Sarjana memiliki peringatan yang kuat bagi para berpura-pura untuk sufisme. Imam Ghazali mengatakan: siapa ìWhen mengklaim ada negara antara dia dan Allah membuatnya terbebas dari kebutuhan untuk mematuhi Hukum Suci atau Syariah sehingga shalat, puasa, dan sebagainya tidak wajib baginya, atau bahwa minum anggur dan mengambil lainnya uang rakyat diperbolehkan untuk dia - karena beberapa berpura-pura untuk sufisme, yaitu mereka ìabove Hukum Suci atau 'Syariah (ibahiyyun) telah menyatakan - tidak ada keraguan bahwa imam kaum muslimin atau wakilnya wajib membunuhnya. Beberapa berpendapat bahwa mengeksekusi orang seperti itu lebih baik di mata Allah daripada membunuh seratus orang kafir di jalan Allah Swt. " (Hashiya al-Syaikh Ibrahim al-Bajuri, Dar al-Fikr, Beirut, 1925, Abu Shuja 'al-Asfahani, Ahmad ibn al-Husayn, Ibrahim bin Muhammad al-Bajuri, dan Muhammad bin Qasim al-Ghazzi, Dar al- Fikr, Beirut, 1925, vol 2,. hal 267).. 

ëIzz ibn al-ëAbd Salam, seorang sarjana Syafi'i dan Imam mujtahid, menulis: IIF orang melihat seseorang yang dapat terbang di udara, berjalan di atas air, atau menginformasikan salah satu dari yang gaib, tetapi yang melanggar Hukum Suci atau Syariah dengan melakukan perbuatan melawan hukum tanpa keadaan meringankan yang secara hukum alasan itu, atau yang mengabaikan tindakan wajib tanpa alasan yang sah, seseorang dapat mengetahui bahwa orang seperti itu adalah Allah setan telah ditempatkan di sana sebagai godaan untuk orang yang bodoh. Juga tidak terlalu mengada-ada bahwa orang seperti itu harus menjadi salah satu sarana yang Allah memilih untuk memimpin orang sesat, untuk Antikristus (al-Dajjal) akan membawa orang mati dan membuat mati hidup, semua sebagai godaan dan penderitaan bagi mereka yang akan disesatkan (al-Iman al-'Izz bin Abd al-Salam wa atharuhu fi al-fiqh al-Islami, Ali Mustafa al-Faqir, Mudiriyya al-Ifta' li al-Quwat al-Musallaha al- Uduniyya, Amman, 1979, vol. 1, hal 137).. Al-Junayd, ìThe menguasai semua sufi '(Syaikh al-ta'ifah) pernah diberitahu, ithere adalah kelompok yang mengklaim mereka tiba ke keadaan di mana tanggung jawab hukum (seperti shalat, Siyam) tidak lagi berlaku untuk mereka . " ìThey telah tiba, "jawabnya, ibut ke neraka '(Iqaz al-himam fi Sharh al-Hikam, Ibnu Ajiba, Ahmad ibn Muhammad, dan Ahmad ibn Muhammad Ibn Ata Illah, Mustafa al-Babi al-Halabi wa Awladuhu, Kairo, 1972, hal 210).. 

Sayyid Abul Ala Maududi menegaskan kembali pandangan yang sama: IIT adalah kemalangan umat Islam bahwa mereka tenggelam dalam pengetahuan dan karakter dengan berlalunya waktu, mereka juga menyerah pada filosofi sesat bangsa yang kemudian dominan. Mereka mengambil bagian dari filsafat dan ditambal Islam dengan ide-ide sesat mereka.
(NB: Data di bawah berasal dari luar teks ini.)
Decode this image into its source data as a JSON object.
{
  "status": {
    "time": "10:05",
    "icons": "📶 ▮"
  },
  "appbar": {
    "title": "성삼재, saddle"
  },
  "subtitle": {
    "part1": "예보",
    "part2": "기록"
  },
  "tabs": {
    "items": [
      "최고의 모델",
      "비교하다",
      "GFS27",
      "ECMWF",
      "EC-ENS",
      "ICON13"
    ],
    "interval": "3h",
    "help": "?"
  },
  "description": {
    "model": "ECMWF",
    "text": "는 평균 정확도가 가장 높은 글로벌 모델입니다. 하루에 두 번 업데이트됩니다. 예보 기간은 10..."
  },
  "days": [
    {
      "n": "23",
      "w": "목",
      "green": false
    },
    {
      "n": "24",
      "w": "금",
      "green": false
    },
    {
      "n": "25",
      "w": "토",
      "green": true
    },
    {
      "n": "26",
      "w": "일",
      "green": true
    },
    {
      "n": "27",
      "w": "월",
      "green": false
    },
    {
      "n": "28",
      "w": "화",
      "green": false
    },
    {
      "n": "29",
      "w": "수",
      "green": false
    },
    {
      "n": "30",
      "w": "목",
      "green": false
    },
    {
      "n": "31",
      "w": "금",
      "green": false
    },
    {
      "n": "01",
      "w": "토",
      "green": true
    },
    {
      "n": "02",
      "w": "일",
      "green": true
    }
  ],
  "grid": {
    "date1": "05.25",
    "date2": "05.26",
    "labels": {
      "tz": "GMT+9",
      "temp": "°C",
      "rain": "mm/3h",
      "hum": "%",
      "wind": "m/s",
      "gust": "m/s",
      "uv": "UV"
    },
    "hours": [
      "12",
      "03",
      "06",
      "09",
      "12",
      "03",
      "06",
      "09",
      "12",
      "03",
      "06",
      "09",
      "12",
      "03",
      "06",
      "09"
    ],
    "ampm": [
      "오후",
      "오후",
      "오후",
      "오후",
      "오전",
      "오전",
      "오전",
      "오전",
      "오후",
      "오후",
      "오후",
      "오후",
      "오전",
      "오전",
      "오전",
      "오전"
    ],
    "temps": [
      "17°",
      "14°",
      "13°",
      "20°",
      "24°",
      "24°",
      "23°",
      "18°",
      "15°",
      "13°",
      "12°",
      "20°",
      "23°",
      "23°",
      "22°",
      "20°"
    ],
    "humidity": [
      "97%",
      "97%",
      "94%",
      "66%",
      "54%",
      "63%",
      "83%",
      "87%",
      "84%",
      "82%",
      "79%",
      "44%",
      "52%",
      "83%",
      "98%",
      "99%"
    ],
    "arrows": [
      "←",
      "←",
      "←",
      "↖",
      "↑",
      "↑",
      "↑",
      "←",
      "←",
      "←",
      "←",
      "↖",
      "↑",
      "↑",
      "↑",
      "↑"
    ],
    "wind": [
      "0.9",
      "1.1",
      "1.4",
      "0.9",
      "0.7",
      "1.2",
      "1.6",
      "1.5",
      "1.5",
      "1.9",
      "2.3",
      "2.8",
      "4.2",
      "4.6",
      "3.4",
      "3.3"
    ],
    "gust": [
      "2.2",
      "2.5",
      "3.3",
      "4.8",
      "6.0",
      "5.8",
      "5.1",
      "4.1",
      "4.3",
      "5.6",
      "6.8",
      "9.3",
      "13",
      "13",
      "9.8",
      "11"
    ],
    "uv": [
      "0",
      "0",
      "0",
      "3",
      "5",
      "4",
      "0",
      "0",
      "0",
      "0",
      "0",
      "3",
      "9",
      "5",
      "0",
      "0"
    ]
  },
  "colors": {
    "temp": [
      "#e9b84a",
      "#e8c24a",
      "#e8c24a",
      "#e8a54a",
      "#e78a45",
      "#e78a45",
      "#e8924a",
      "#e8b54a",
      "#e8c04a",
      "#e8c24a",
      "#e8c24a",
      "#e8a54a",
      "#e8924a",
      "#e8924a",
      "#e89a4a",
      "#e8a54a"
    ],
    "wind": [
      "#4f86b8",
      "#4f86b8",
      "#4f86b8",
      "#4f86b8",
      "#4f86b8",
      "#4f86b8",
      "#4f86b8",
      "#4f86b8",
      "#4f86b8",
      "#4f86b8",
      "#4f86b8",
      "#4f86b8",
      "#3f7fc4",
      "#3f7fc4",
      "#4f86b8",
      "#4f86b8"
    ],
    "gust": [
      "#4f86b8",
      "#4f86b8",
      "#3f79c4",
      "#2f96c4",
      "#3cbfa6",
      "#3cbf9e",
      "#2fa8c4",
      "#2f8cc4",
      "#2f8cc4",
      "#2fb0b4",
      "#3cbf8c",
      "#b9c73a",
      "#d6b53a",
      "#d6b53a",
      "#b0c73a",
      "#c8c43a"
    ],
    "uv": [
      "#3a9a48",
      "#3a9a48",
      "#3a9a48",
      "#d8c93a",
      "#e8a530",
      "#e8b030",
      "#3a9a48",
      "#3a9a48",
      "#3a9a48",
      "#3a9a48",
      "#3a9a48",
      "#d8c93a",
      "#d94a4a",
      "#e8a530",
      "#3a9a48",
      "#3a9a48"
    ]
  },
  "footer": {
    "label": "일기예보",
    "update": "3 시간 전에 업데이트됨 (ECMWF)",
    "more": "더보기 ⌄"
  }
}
Mereka tercemar semangat murni Tasawwuf Islam dengan absurditas yang tidak bisa dibenarkan oleh imajinasi berdasarkan Quran dan Hadis.Secara bertahap, sekelompok Muslim muncul yang berpikir dan menyatakan diri mereka kebal terhadap dan di atas persyaratan syariah. Orang-orang ini benar-benar tahu tentang Islam, karena Islam tidak bisa mengakui dari Tasawwuf yang mengendur sendiri keluar dari syariah dan mengambil kebebasan dengan itu. Tidak ada Sufi memiliki hak untuk melanggar batas-batas syariah atau memandang enteng kewajiban utama (Faraid) seperti shalat, puasa, zakat dan haji. " [Menuju Pemahaman Islam, hal. 97] 

Saya telah menyatakan pandangan ulama pada sufisme yang setia yang aku bisa. Ini pendapat ulama adalah kesaksian nyata untuk karakter sufisme Islam tersebut. Saya berharap bahwa presentasi ini akan menghapus gagasan yang salah banyak yang orang miliki tentang sufisme. Ini tidak akan sulit sekarang bagi siapa saja untuk melihat bahwa sufisme, benar dipahami, memiliki tempat yang sah dalam Islam. Dan Allah Subhanahu wa Ta'ala tahu yang terbaik. Aku meminta kepada Allah Subhanahu wa Ta'ala untuk pengampunan-Nya. Semoga Allah Subhanahu wa Ta'ala membimbing kita semua untuk apa yang benar dan berkenan kepada-Nya. Aameen!